Deploying YOLOv5 on NVIDIA Jetson Orin with cuDLA: Quantization-Aware Training to Inference

NVIDIA Jetson Orin is the best-in-class embedded platform for AI workloads. One of the key components of the Orin platform is the second-generation Deep Learning Accelerator (DLA), the dedicated deep learning inference engine that offers one-third of the AI compute on the AGX Orin platforms.

This post is a deep technical dive into how embedded developers working with Orin platforms can deploy deep neural networks (DNNs) using YOLOv5 as a reference. To learn more about how DLA can help maximize the performance of your deep learning applications, see Maximizing Deep Learning Performance on NVIDIA Jetson Orin with DLA.

YOLOv5 is an object detection algorithm. Building on the success of v3 and v4, YOLOv5 aims to provide improved accuracy and speed in real-time object detection tasks. YOLOv5 has gained notoriety due to its excellent trade-off between accuracy and speed, making it a popular choice among researchers and practitioners in the field of computer vision. Its open-source implementation enables developers to leverage pretrained models and customize them according to specific goals.

The following sections walk through an end-to-end YOLOv5 cuDLA sample that shows you how to:

Train a YOLOv5 model with Quantization-Aware Training (QAT) and export it for deployment on DLA.
Deploy the network and run inference using CUDA through TensorRT and cuDLA.
Execute on-target YOLOv5 accuracy validation and performance profiling.

Using this sample, we demonstrate how to achieve 37.3 mAP on the COCO dataset with DLA INT8 (official FP32 mAP is 37.4).
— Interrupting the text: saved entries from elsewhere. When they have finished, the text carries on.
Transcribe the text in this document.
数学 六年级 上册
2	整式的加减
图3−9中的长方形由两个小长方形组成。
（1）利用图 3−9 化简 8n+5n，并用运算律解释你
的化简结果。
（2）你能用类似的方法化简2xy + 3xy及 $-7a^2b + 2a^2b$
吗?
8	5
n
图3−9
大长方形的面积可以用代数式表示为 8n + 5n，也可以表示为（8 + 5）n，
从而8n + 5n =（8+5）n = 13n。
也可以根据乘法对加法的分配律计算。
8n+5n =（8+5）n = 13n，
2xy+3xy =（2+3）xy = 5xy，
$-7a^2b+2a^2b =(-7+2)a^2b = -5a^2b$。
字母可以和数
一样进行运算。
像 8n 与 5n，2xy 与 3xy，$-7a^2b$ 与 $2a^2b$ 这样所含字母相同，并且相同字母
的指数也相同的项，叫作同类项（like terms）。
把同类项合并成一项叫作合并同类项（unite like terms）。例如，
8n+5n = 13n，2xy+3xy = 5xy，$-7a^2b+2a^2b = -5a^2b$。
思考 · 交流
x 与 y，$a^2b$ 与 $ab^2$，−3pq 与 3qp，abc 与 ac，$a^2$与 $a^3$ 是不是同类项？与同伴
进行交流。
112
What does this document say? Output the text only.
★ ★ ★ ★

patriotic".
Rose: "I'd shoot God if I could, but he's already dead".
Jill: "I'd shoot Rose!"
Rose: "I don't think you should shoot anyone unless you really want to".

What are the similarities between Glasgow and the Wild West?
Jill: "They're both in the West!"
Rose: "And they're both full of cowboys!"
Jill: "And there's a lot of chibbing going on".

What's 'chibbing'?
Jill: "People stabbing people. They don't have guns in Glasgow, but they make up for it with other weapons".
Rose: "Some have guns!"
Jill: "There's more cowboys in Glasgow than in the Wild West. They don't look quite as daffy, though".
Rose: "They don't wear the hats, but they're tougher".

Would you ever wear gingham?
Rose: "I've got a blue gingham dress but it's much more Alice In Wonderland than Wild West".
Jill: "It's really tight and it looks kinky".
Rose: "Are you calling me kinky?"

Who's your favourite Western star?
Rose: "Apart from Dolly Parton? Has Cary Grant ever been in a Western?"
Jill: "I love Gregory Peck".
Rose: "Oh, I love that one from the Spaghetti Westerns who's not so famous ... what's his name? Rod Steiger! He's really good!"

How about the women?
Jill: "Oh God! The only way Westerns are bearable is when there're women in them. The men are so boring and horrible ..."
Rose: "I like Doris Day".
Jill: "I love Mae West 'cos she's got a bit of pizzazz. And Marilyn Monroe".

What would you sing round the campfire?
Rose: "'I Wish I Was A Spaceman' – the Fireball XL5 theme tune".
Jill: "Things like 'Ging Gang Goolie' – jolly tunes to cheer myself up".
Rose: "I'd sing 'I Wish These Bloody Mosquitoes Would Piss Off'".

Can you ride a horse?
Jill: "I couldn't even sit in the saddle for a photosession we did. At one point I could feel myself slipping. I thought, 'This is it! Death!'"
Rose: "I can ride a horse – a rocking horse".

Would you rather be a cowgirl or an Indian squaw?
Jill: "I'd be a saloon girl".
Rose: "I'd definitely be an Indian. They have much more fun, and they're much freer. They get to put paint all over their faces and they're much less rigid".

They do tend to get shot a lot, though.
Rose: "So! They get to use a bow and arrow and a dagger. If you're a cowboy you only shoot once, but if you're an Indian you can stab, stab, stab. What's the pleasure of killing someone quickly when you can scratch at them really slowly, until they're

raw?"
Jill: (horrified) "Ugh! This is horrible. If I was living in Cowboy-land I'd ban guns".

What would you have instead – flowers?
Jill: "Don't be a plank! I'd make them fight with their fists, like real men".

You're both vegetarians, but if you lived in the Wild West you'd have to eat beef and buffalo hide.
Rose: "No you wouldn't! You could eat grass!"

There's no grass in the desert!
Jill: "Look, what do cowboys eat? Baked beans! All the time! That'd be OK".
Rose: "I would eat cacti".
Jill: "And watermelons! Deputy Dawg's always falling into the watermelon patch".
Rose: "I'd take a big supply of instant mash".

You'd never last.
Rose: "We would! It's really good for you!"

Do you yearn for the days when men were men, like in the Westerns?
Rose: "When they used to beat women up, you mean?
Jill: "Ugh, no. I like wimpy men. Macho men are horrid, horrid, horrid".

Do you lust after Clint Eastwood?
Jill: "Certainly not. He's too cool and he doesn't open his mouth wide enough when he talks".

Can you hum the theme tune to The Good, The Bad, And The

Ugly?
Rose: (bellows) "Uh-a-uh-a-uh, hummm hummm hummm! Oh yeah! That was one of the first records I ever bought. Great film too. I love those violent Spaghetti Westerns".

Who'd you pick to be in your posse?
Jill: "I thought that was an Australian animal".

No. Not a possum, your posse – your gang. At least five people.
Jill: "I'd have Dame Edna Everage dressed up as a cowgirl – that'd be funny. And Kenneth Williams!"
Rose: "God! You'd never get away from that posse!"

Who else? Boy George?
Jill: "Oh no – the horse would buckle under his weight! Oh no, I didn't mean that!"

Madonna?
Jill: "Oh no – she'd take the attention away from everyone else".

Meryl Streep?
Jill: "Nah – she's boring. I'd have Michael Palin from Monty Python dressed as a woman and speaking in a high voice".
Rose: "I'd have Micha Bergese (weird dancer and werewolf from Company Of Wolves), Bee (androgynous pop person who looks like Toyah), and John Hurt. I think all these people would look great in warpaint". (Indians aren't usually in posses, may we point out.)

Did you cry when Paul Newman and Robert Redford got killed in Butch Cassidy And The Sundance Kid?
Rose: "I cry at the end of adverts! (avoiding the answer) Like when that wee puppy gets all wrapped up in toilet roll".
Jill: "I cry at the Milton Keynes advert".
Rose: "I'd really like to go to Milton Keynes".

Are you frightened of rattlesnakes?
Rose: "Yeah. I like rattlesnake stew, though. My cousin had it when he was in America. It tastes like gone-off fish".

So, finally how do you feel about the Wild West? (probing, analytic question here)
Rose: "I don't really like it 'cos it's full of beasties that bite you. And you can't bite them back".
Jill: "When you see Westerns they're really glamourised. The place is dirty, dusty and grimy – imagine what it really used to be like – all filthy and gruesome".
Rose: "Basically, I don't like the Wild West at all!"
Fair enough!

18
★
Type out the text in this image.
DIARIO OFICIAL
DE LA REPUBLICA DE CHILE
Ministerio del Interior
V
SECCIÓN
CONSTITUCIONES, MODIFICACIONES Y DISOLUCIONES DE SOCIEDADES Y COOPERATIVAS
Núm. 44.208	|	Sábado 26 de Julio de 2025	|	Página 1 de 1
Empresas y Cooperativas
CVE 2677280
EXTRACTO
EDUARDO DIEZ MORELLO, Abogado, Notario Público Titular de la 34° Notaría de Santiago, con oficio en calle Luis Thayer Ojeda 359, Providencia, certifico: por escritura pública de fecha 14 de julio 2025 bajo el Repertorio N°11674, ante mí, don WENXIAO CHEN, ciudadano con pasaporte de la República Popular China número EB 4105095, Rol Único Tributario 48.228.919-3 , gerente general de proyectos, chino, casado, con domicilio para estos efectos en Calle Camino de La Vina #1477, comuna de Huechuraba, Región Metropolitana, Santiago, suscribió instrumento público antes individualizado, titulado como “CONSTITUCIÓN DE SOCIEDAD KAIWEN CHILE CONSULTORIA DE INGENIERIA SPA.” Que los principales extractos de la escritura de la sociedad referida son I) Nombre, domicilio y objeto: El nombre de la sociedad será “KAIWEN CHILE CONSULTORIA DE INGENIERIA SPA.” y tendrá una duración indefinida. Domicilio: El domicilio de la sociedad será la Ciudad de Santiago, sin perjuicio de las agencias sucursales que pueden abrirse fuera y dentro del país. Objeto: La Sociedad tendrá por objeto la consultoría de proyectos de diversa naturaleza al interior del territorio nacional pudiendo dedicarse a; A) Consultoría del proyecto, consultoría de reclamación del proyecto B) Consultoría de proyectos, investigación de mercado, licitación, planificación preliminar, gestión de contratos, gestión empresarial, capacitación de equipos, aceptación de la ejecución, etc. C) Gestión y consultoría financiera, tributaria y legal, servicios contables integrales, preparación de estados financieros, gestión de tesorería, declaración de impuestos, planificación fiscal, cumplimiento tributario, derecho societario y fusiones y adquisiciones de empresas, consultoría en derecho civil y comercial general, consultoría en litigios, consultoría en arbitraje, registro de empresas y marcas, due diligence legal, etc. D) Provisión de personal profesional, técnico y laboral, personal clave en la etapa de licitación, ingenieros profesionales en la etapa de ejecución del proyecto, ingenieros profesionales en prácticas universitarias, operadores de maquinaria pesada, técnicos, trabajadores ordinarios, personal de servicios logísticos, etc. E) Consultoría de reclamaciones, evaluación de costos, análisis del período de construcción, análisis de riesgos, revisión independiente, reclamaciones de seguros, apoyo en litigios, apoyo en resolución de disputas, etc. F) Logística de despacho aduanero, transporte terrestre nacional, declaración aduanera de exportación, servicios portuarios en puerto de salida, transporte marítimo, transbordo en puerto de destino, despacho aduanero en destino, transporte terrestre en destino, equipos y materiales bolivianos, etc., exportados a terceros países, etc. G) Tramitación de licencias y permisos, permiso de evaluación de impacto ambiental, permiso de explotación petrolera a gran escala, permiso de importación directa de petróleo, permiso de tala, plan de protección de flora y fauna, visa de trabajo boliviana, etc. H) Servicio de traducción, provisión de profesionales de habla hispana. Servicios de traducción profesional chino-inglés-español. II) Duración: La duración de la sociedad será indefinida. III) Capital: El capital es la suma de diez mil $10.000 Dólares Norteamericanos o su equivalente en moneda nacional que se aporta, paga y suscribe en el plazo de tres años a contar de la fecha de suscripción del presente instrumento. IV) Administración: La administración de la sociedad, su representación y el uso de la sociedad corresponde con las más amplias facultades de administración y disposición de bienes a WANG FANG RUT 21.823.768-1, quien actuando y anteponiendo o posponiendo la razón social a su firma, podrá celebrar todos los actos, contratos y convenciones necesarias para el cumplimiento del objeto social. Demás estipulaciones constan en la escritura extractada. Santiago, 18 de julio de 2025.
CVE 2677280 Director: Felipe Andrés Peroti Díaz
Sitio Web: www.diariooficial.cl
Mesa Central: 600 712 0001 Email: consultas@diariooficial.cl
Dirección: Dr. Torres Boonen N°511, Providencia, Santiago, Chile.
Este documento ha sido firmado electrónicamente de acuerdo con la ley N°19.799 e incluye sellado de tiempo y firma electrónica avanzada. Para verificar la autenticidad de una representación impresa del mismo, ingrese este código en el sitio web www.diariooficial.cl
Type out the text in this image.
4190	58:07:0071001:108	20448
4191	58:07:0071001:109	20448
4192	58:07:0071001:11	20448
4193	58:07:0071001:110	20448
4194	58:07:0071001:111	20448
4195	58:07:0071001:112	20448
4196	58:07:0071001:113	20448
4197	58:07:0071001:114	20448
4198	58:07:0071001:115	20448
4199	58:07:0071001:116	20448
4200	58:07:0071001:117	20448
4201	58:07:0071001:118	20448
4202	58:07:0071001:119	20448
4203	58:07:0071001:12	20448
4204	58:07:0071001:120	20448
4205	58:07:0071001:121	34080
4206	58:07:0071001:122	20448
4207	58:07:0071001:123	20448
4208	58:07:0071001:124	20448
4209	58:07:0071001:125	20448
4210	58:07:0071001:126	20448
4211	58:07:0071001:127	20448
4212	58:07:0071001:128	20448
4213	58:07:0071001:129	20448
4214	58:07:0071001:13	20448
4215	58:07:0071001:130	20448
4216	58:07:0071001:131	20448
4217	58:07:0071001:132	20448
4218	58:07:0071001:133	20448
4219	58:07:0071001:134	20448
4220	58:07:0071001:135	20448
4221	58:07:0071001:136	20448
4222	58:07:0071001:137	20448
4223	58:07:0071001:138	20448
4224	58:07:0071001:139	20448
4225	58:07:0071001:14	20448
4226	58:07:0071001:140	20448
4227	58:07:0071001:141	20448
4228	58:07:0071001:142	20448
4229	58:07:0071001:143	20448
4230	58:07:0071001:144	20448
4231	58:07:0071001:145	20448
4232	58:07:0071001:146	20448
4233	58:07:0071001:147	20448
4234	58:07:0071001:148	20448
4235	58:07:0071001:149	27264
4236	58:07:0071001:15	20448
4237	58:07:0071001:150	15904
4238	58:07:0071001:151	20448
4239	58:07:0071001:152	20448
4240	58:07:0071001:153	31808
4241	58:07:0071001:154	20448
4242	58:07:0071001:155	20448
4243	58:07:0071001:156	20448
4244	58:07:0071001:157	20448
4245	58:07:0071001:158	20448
We also show how to obtain over 400 FPS for YOLOv5 on a single NVIDIA Jetson Orin DLA. (A total of two DLA instances are available on Orin.)

QAT training and export for DLA

To balance the inference performance and accuracy of YOLOv5, it’s essential to apply Quantization-Aware-Training (QAT) on the model. Because DLA does not support QAT through TensorRT at the time of writing, it’s necessary to convert the QAT model to a Post-Training Quantization (PTQ) model before inference. The steps are outlined in Figure 1.

Diagram of the key steps in taking a QAT model and converting it a model with post training quantization scales. — *Figure 1. Key steps involved in converting a QAT model to a PTQ model*

QAT training workflow

Use the TensorRT pytorch-quantization toolkit to quantize YOLOv5. The first step is to add quantizer modules to the neural network graph. This toolkit provides a set of quantized layer modules for common DL operations. If a module is not among the provided quantized modules, you can create a custom quantization module for the right place in the model.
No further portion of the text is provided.